Instruction-Driven Audio Editing: Supports natural language commands to add, remove, or modify specific sound elements in the audio, catering to a wide range of creative needs.

Technical Principles of ThinkSound

Chain-of-Thought Reasoning: Decomposes the audio generation process into sequential reasoning steps, including visual motion analysis, acoustic attribute inference, and temporally structured sound composition—mimicking the workflow of professional Foley artists.
Multimodal Large Language Model (MLLM): Uses models like VideoLLaMA2 to extract spatiotemporal and semantic information from video, forming structured CoT reasoning chains that guide audio generation.
Unified Audio Foundation Model: Built on conditional flow-matching techniques, the model fuses video, text, and audio context to produce high-fidelity sound.
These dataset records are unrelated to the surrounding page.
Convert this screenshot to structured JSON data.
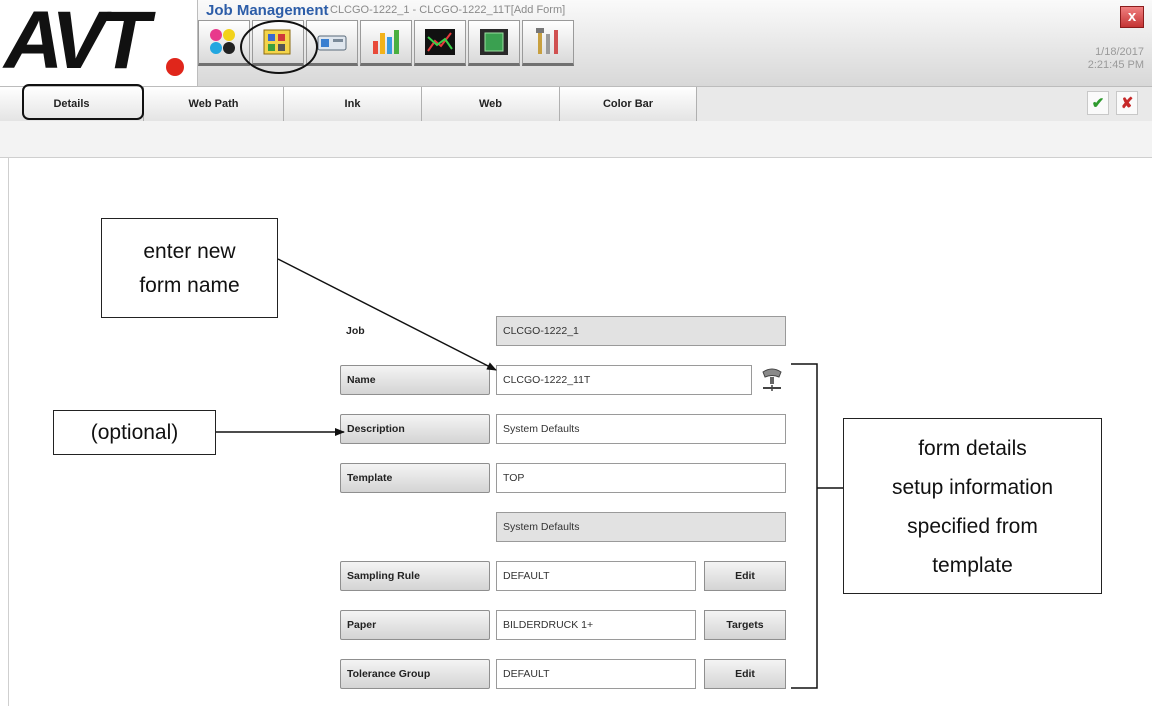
{
  "header": {
    "logo": "AVT",
    "title": "Job Management",
    "subtitle": "CLCGO-1222_1 - CLCGO-1222_11T[Add Form]",
    "date": "1/18/2017",
    "time": "2:21:45 PM",
    "close_icon": "x"
  },
  "toolbar_icons": [
    "ink-colors-icon",
    "job-form-icon",
    "press-icon",
    "bar-chart-icon",
    "graph-icon",
    "monitor-icon",
    "tools-icon"
  ],
  "tabs": {
    "details": "Details",
    "web_path": "Web Path",
    "ink": "Ink",
    "web": "Web",
    "color_bar": "Color Bar"
  },
  "actions": {
    "accept": "✔",
    "cancel": "✘"
  },
  "form": {
    "job_label": "Job",
    "job_value": "CLCGO-1222_1",
    "name_label": "Name",
    "name_value": "CLCGO-1222_11T",
    "description_label": "Description",
    "description_value": "System Defaults",
    "template_label": "Template",
    "template_value": "TOP",
    "template_desc_value": "System Defaults",
    "sampling_rule_label": "Sampling Rule",
    "sampling_rule_value": "DEFAULT",
    "sampling_rule_button": "Edit",
    "paper_label": "Paper",
    "paper_value": "BILDERDRUCK 1+",
    "paper_button": "Targets",
    "tolerance_group_label": "Tolerance Group",
    "tolerance_group_value": "DEFAULT",
    "tolerance_group_button": "Edit"
  },
  "annotations": {
    "new_name_line1": "enter new",
    "new_name_line2": "form name",
    "optional": "(optional)",
    "details_line1": "form details",
    "details_line2": "setup information",
    "details_line3": "specified from",
    "details_line4": "template"
  },
  "colors": {
    "title_blue": "#2c5da8",
    "logo_red": "#e0261b",
    "accept_green": "#2e9a2e",
    "cancel_red": "#c62828"
  }
}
It supports flexible input combinations for various generation and editing tasks.
Dataset Support: Trained with the AudioCoT dataset, which includes structurally annotated reasoning chains, helping the model better understand and generate audio-visual alignments.

Project Links for ThinkSound

Official Website: https://thinksound-project.github.io/
GitHub Repository: https://github.com/liuhuadai/ThinkSound
HuggingFace Model Hub: https://huggingface.co/liuhuadai/ThinkSound
arXiv Technical Paper: https://arxiv.org/pdf/2506.21448

Application Scenarios for ThinkSound

Film & Video Production: Automatically generates realistic background and scene-specific sound effects for movies, TV shows, and short videos—enhancing immersion and syncing audio with visuals.
Game Development: Produces dynamic environmental and interactive sound effects for games, enhancing immersion and interactivity to elevate the gaming experience.
Advertising & Marketing: Generates engaging sound effects and background music for promotional videos and social media content, boosting engagement, brand impact, and shareability.
Education & Training: Adds relevant sound effects to online educational videos or simulation environments, aiding comprehension and retention, and improving learning outcomes.
Virtual & Augmented Reality (VR/AR): Creates sound effects that seamlessly match virtual environments, enhancing immersion, interactivity, and personalization in VR/AR experiences.